Development and validation of an epigenetic signature of allostatic load.

Abstract

The allostatic load (AL) concept measures physiological dysregulation in response to internal and external stressors that accumulate across the life course. AL has been consistently linked to chronic disease risk across studies. However, there is considerable variation in its operationalization. In the present study, DNA methylation (DNAm) data (using the Illumina Infinium MethylationEPIC BeadChip array) from the Swiss Kidney Project on Genes in Hypertension (SKIPOGH) cohort, a Swiss-based family cohort study, were used in a discovery epigenome-wide association study to identify cytosine-guanine nucleotide sites associated with phenotypic measures of AL. Elastic net linear regression models were used to estimate an epigenetic signature of AL (methAL), including an Illumina HumanMethylation450K (HM450K) assay-compatible signature (methALT). The methALT signature was validated in the 1936 Lothian Birth Cohort (LBC1936), population-based prospective cohort study.

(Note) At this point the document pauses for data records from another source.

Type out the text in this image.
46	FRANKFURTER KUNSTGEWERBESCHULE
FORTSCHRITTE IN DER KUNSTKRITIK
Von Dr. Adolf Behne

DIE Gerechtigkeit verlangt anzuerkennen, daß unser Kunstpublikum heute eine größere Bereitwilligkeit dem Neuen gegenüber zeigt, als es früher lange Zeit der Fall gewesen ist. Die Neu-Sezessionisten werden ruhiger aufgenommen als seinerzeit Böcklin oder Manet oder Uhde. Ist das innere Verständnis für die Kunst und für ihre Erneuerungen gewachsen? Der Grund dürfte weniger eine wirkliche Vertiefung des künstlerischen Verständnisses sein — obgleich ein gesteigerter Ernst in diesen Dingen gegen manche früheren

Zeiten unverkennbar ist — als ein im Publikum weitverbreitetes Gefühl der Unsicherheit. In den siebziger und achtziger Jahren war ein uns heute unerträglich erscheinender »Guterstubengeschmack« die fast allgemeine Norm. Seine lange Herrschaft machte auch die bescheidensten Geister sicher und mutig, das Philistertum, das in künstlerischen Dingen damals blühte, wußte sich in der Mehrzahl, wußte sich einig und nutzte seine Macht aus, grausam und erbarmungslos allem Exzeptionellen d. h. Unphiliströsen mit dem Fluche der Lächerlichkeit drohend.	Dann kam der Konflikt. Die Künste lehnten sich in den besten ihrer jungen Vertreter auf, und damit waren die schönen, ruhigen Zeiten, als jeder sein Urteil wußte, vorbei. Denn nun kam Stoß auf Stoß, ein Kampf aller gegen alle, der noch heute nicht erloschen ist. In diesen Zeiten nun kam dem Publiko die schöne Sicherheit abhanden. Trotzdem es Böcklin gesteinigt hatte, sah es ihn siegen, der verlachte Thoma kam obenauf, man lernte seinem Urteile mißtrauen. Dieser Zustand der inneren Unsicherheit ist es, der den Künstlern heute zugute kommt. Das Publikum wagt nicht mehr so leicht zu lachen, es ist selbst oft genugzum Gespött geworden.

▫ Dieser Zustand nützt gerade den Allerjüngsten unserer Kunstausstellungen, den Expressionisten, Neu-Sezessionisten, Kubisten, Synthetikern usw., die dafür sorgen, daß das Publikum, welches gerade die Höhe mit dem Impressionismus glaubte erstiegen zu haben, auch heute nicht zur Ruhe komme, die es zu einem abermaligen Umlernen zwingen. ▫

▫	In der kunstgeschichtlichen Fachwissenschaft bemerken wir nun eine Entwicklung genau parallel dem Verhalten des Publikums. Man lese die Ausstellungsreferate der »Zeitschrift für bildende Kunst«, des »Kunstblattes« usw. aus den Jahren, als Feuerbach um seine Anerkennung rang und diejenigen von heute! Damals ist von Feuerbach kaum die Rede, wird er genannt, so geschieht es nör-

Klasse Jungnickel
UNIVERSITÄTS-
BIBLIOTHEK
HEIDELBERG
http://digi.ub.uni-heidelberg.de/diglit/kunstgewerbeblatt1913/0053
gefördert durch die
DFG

We found that the methAL signature was positively associated with the clinical phenotype of AL in both the SKIPOGH (R2 = 0.59) and LBC1936 (R2 = 0.16) cohorts. In the validation cohort, a one standard deviation increase in methALT signature was associated with 25% higher odds of reported history of cardiovascular disease (CVD) (odd ratio [OR] = 1.25, 95% confidence interval [CI] = 1.05-1.50), and a nearly two-fold increase in all-cause mortality rate at the beginning of follow-up (hazard ratio = 1.68, 95% CI = 1.33-2.13) when adjusting for all potential confounders. In conclusion, the epigenetic signature for AL not only correlated well with phenotype-based AL scores but also exhibited a stronger association with the history of CVD and all-cause mortality compared with AL scores. The methAL signature could help assuage issues of comparison across studies.